The Engaged Classroom

Reviewed by Julian Gunn

In Canadian Literature 124-25 (1990)—Native Writers & Canadian Literature”—Ojibwe scholar Basil H. Johnston published “One Generation from Extinction,” calling for the study of Indigenous cultures in Indigenous terms, through direct experience of specific languages and philosophies rather than the cataloguing of artifacts. One of the many exhilarating aspects of Learn, Teach, Challenge: Approaching Indigenous Literatures, edited by Deanna Reder and Linda M. Morra, is witnessing the flourishing response to Johnston’s call. In “One Generation,” he offered “w’daeb-awae” as a term signifying not only veracity but also the limitations of the human ability to express truth. In “Gdi-nweninaa: Our Sound, Our Voice,” her essay in Learn, Teach, Challenge, Anishinaabe scholar, writer, and musician Leanne Simpson responds directly to Johnston through her development of this concept: “diversity and difference are seen as necessary parts of the larger whole.” Learn, Teach, Challenge is designed around such dialogue: modelling it, tracing it, and encouraging it.

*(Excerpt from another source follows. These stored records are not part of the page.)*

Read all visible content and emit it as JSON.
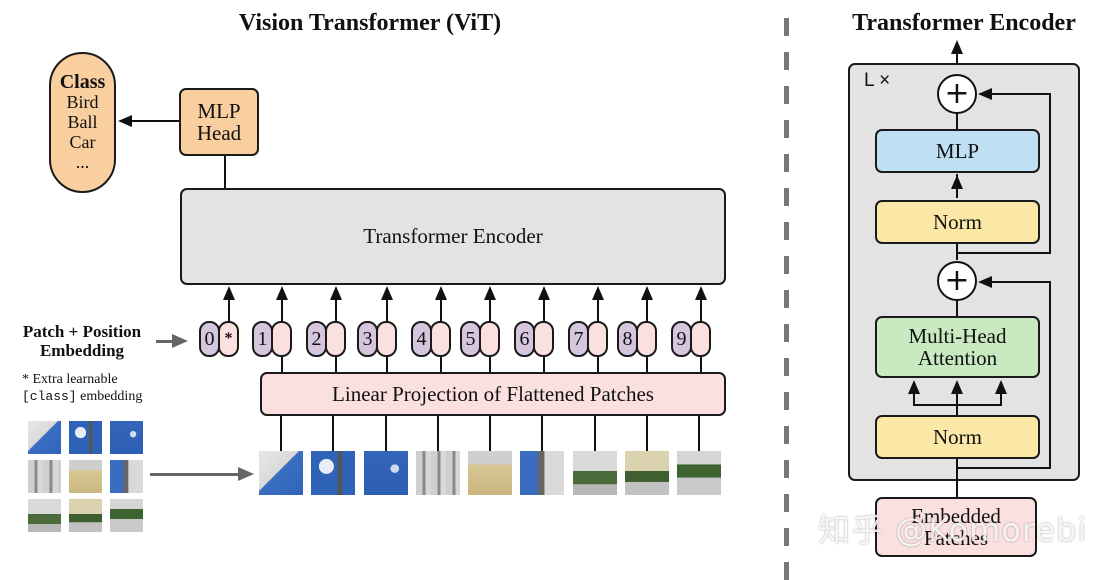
{
  "vit": {
    "title": "Vision Transformer (ViT)",
    "class_box": {
      "heading": "Class",
      "items": [
        "Bird",
        "Ball",
        "Car",
        "..."
      ]
    },
    "mlp_head": {
      "line1": "MLP",
      "line2": "Head"
    },
    "encoder_label": "Transformer Encoder",
    "embedding_label": {
      "line1": "Patch + Position",
      "line2": "Embedding"
    },
    "note": {
      "line1": "* Extra learnable",
      "code": "[class]",
      "line2_rest": " embedding"
    },
    "tokens": [
      {
        "pos": "0",
        "patch": "*"
      },
      {
        "pos": "1",
        "patch": ""
      },
      {
        "pos": "2",
        "patch": ""
      },
      {
        "pos": "3",
        "patch": ""
      },
      {
        "pos": "4",
        "patch": ""
      },
      {
        "pos": "5",
        "patch": ""
      },
      {
        "pos": "6",
        "patch": ""
      },
      {
        "pos": "7",
        "patch": ""
      },
      {
        "pos": "8",
        "patch": ""
      },
      {
        "pos": "9",
        "patch": ""
      }
    ],
    "projection_label": "Linear Projection of Flattened Patches",
    "patches": [
      "sky-dome",
      "sky-cloud-spire",
      "sky-spire",
      "facade-gray",
      "facade-yellow",
      "spire-facade",
      "garden-left",
      "garden-mid",
      "garden-right"
    ]
  },
  "encoder_detail": {
    "title": "Transformer Encoder",
    "repeat_label": "L ×",
    "plus_symbol": "+",
    "mlp_label": "MLP",
    "norm_label": "Norm",
    "mha_line1": "Multi-Head",
    "mha_line2": "Attention",
    "embedded_line1": "Embedded",
    "embedded_line2": "Patches"
  },
  "watermark": "知乎 @Komorebi",
  "colors": {
    "orange": "#f9cfa0",
    "gray_box": "#e3e3e3",
    "pink": "#fbe0e0",
    "purple": "#d5c5dd",
    "blue": "#bfe0f3",
    "yellow": "#fbe7a6",
    "green": "#c9e9c0"
  }
}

I am a visitor in Lkwungen and W̱SÁNEĆ territories, an instructor who teaches Indigenous literatures, and a scholar of literature who frets about how to communicate the relevance of literary study. I am, therefore, always in search of academic books that, like Learn, Teach, Challenge, address the reading, teaching, and discussion of literature, and particularly Indigenous literatures and oratures, with intellectual rigour, political commitment, and aesthetic excitement. Expressly a teaching anthology, Learn, Teach, Challenge grew out of the editors’ awareness that, while “studying the work of Indigenous knowledge keepers—Aboriginal writers included—is the corrective” for the colonizing forces of Canadian literary studies, this change was obstructed by the lack of teaching materials on Indigenous literatures and oratures. With collaboration and feedback from other scholars and students, Reder and Morra have created a meticulously organized and theorized anthology. Its five groups of readings—“Position,” “Imagining beyond Images and Myths,” “Deliberating Indigenous Literary Approaches,” “Contemporary Concerns,” and “Classroom Considerations”—would provide an excellent foundation for an upper-level undergraduate or graduate-level course, or, even more useful, support reading for new scholars and designers of lower-level courses.

Ajay Heble’s Classroom Action: Human Rights, Critical Activism, and Community-Based Education explores the relationships among educator, student, and community when human rights education is undertaken. Heble’s introductory account of his University of Guelph course—“Pedagogy, Human Rights, Critical Activism: Educating for Social Change”—is followed by five chapters written by former students, who reflect on their experiences in planning, developing, and undertaking community-facing projects.

Classroom Action is a book of passionate praxis, strongest when students and instructor dig into the pragmatic details of a project or course: what does theory look like, and how does it transform, on the ground in real time? Particularly engaging in this respect are the playfully self-reflective “Is This Project ‘Skin Deep’? Looking Back at a Community-Facing Photo-Art Initiative” (by Gregory Fenton) and the collaborative performance history of “Reflections on Dialogic Theatre for Social Change” (by Majdi Bou-Matar, Brendan Main, Morvern McNie, and Natalie Onuška). Useful section appendices include Heble’s own course outline and a problem/solution-structured discussion of organizing a student conference (by Elizabeth Jackson and Ingrid Mündel).

Time was one of the students’ main concerns in pursuing community art projects in an academic setting. Many expressed frustrations with the limitations of the academic semester. This problem isn’t, of course, limited to students. Time is also a rogue factor in academic publishing. Classroom Action has its origins in projects beginning as far back as 2003. Some chapter authors are therefore writing at a remove of a decade or more from the original project. Inevitably, this means that some details are forgotten and that projects must be discussed in general terms rather than specifics.

Another pleasure of both collections is watching ideas transform over time, whether across a semester or a decade, through dialogue. As reference and inspiration, Classroom Action would be of interest to any educator or student interested in community-engaged pedagogy and practice. I hope to carry Learn, Teach, Challenge into every classroom I enter from now on.